Keine Medienberichte über Nähe der Unglücksstelle zum Atomkraftwerk Biblis
In den großen Medien wurde breit über den Hubschrauber-Absturz berichtet. Die Nähe zum Atomkraftwerk Biblis war hierbei allerdings kein Thema, obwohl die politische Diskussion der vergangenen Jahre vom Thema Flugzeugabsturz beziehungsweise Terrorangriff auf Atomkraftwerke geradezu beherrscht war.
US-Sendestation ebenfalls kein Thema
Kein Thema ist bislang auch, ob möglicherweise eine in der Nähe der Absturzstelle befindliche gewaltige Senderanlage des US-amerikanischen Auslandsdienstes "International Broadcasting Bureau" mit dem Unglück zusammenhängt. Anwohnern erscheint vorstellbar, dass der Militärhubschrauber bei dem Wetterbedingungen am 3. Februar in diese "spinnennetzsartige" Anlage hineingeraten sein könnte, die auch unter der Bezeichnung "IBB Transmitter Station Lampertheim" bekannt ist. Eine weitere Sendeanlage befindet sich zudem in der Nähe des Atomkraftwerks Biblis.
Der Unfall wird derzeit von einem Expertenteam aus dem US-Staat Alabama untersucht. Eine schnelle Antwort auf die Frage nach der Unfallursache sei nicht zu erwarten, so die Sprecherin der US-Armee in Europa, Hilde Patton: "Die Analyse wird mehrere Wochen dauern, wenn nicht Monate. Die Absturzstelle bleibe bis auf Weiteres abgesperrt.
Hubschrauber war auf dem Weg zum US-Militärflugplatz in Mannheim-Sandhofen
Der "Black Hawk" wird in Afghanistan und Irak eingesetzt. Hersteller ist die Sikorsky Aircraft Corporation. Der Hubschrauber war auf dem Weg zum US-Militärflugplatz in Mannheim-Sandhofen. Etwa neun Kilometer vor dem Ziel stürzte er ab.
In den so genannten "Coleman Barracks" unterhalten die US-Streitkräfte ein Ausbildungszentrum für Piloten, zudem lässt die Armee dort Hubschrauber warten. Es handelt sich um die größte und einzige Hubschrauberwerft der US-Armee ausserhalb der USA. Zu Beginn der 1980er Jahre hatte Coleman mehr Flugbewegungen als irgendein anderes Flugfeld der US-Armee in Europa. In den späten 1980er wurde es dann ruhiger.
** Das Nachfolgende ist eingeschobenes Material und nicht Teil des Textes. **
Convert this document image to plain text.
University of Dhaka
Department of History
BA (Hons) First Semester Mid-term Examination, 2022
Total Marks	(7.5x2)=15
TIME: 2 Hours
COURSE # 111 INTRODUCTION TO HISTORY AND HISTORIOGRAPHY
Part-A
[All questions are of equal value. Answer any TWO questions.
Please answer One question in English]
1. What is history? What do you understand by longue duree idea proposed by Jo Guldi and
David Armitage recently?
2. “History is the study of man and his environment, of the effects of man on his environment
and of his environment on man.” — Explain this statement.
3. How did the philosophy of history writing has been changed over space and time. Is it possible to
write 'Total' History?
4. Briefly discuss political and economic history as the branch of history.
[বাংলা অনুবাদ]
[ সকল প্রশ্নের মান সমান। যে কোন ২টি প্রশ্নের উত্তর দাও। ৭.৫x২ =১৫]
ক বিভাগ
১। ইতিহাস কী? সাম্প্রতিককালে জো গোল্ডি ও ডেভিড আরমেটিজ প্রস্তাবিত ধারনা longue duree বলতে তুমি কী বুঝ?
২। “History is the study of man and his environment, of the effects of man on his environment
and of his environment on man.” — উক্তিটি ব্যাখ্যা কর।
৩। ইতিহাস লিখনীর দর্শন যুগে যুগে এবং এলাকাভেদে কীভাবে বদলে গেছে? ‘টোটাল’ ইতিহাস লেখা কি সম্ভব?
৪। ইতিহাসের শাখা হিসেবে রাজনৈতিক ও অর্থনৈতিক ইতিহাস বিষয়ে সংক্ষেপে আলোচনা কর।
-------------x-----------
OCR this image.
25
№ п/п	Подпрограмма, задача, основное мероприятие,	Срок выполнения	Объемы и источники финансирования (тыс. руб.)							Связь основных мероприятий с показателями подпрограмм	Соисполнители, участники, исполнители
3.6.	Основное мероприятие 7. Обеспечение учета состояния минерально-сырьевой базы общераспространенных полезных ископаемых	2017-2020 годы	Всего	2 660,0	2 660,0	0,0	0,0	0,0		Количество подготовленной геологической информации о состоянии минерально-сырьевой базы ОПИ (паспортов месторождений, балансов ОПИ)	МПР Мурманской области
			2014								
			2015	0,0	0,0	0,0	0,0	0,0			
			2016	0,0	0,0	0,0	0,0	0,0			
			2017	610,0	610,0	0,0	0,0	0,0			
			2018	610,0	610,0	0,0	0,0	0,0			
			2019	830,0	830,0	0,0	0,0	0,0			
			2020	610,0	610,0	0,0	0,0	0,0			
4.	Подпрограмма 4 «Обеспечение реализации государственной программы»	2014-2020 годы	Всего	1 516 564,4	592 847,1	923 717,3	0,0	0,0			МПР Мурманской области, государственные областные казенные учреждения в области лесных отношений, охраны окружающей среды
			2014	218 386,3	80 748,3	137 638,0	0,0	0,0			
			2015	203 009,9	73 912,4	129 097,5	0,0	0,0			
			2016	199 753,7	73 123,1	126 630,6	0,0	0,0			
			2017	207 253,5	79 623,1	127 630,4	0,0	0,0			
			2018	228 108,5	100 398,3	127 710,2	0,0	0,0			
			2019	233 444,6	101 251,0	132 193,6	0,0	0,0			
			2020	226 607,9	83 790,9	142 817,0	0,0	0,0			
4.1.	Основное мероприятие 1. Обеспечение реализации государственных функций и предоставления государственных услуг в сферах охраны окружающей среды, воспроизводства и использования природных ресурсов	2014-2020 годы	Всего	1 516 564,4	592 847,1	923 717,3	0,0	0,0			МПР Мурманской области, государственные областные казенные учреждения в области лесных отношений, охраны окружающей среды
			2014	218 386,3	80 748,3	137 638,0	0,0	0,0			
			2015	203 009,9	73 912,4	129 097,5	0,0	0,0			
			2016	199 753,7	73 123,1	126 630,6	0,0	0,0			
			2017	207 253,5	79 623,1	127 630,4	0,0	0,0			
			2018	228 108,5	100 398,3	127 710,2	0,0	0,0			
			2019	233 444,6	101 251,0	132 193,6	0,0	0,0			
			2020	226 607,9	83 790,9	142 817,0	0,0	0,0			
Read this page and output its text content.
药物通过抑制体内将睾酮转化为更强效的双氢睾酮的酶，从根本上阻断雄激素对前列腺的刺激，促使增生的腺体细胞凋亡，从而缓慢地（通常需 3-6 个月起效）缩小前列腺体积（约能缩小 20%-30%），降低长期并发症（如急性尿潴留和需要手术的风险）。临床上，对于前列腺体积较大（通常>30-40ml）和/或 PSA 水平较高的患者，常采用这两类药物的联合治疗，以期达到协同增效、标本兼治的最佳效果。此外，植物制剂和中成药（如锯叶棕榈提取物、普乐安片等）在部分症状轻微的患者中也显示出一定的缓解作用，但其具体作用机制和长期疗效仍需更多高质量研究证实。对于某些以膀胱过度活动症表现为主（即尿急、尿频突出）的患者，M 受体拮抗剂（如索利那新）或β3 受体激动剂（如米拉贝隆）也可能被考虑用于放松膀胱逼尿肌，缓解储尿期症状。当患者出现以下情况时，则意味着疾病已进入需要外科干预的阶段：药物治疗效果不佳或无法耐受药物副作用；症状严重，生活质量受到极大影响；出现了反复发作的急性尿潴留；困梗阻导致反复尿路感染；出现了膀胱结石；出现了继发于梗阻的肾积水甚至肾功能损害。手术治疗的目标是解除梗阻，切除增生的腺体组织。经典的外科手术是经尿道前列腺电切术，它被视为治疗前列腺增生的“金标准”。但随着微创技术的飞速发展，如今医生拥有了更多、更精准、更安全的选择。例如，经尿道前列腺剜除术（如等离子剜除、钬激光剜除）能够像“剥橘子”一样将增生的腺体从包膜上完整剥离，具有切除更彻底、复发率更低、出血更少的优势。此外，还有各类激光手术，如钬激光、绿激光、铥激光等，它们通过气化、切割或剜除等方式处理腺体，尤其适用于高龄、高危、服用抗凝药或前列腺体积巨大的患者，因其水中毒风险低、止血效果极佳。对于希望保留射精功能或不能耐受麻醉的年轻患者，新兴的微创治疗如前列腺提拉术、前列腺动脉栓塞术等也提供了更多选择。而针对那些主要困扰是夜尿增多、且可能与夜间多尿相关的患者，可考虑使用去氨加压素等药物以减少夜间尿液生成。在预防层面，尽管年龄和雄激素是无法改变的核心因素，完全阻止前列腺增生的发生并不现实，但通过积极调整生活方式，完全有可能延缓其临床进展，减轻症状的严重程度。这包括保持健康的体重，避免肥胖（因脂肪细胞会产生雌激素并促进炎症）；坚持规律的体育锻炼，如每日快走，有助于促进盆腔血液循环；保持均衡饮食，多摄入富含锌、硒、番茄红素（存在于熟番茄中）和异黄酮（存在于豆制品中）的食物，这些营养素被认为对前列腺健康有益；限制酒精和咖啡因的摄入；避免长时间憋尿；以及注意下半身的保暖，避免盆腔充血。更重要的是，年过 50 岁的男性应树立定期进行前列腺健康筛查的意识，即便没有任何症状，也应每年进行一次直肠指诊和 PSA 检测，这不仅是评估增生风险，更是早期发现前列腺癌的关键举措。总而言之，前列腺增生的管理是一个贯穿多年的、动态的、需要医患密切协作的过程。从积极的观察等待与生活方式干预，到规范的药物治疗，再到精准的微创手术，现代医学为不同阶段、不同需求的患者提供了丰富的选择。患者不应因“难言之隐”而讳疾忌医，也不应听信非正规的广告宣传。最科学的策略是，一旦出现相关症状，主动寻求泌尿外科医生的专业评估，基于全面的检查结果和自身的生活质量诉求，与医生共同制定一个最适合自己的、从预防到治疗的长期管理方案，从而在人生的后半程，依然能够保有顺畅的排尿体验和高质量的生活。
Von 1996 bis Anfang 2002 war keine fliegende Einheit und keine Flugsicherung vorhanden. Seit dem 23. Februar 2002 ist Coleman wieder aktiv. Die Hangars wurden renoviert und das Vorfeld wurde stark vergrößert. Ein neuer Tower, der größte und modernste der US-Armee in Europa, wurde gebaut.
Atomkraftgegner warnen vor realer Gefahr
Atomkraftgegner sind alarmiert. Nach Auffassung der atomkritischen Ärzteorganisation IPPNW belegt der Hubschrauberabsturz in Biblis-Nähe die "reale Gefahr" einer durch Flugzeuge oder Militärhubschrauber ausgelösten Atomkatastrophe. Die Organisation klagt beim Hessischen Verwaltungsgerichtshof in Kassel auf Stilllegung von Biblis B, unter anderem auch wegen des völlig unzureichenden Schutzes gegen Flugzeugabsturz.
Greenpeace verweist auf den Entwurf des Koalitionsvertrags der schwarz-gelben Bundesregierung. Darin sei noch festgehalten worden, dass ältere Anlagen unter anderem mittelfristig nur weiterbetrieben werden sollten, "wenn sie einen baulichen Schutz gegen Flugzeugabsturz vergleichbar dem der neuesten Anlagen aufweisen".
Im endgültigen Koalitionsvertrag war dieser Passus dann nicht mehr zu finden. "Die Atom-Hardliner haben sich offensichtlich durchgesetzt. Das ist unverantwortlich. Die alten Anlagen müssen sofort abgeschaltet werden", fordert Greenpeace.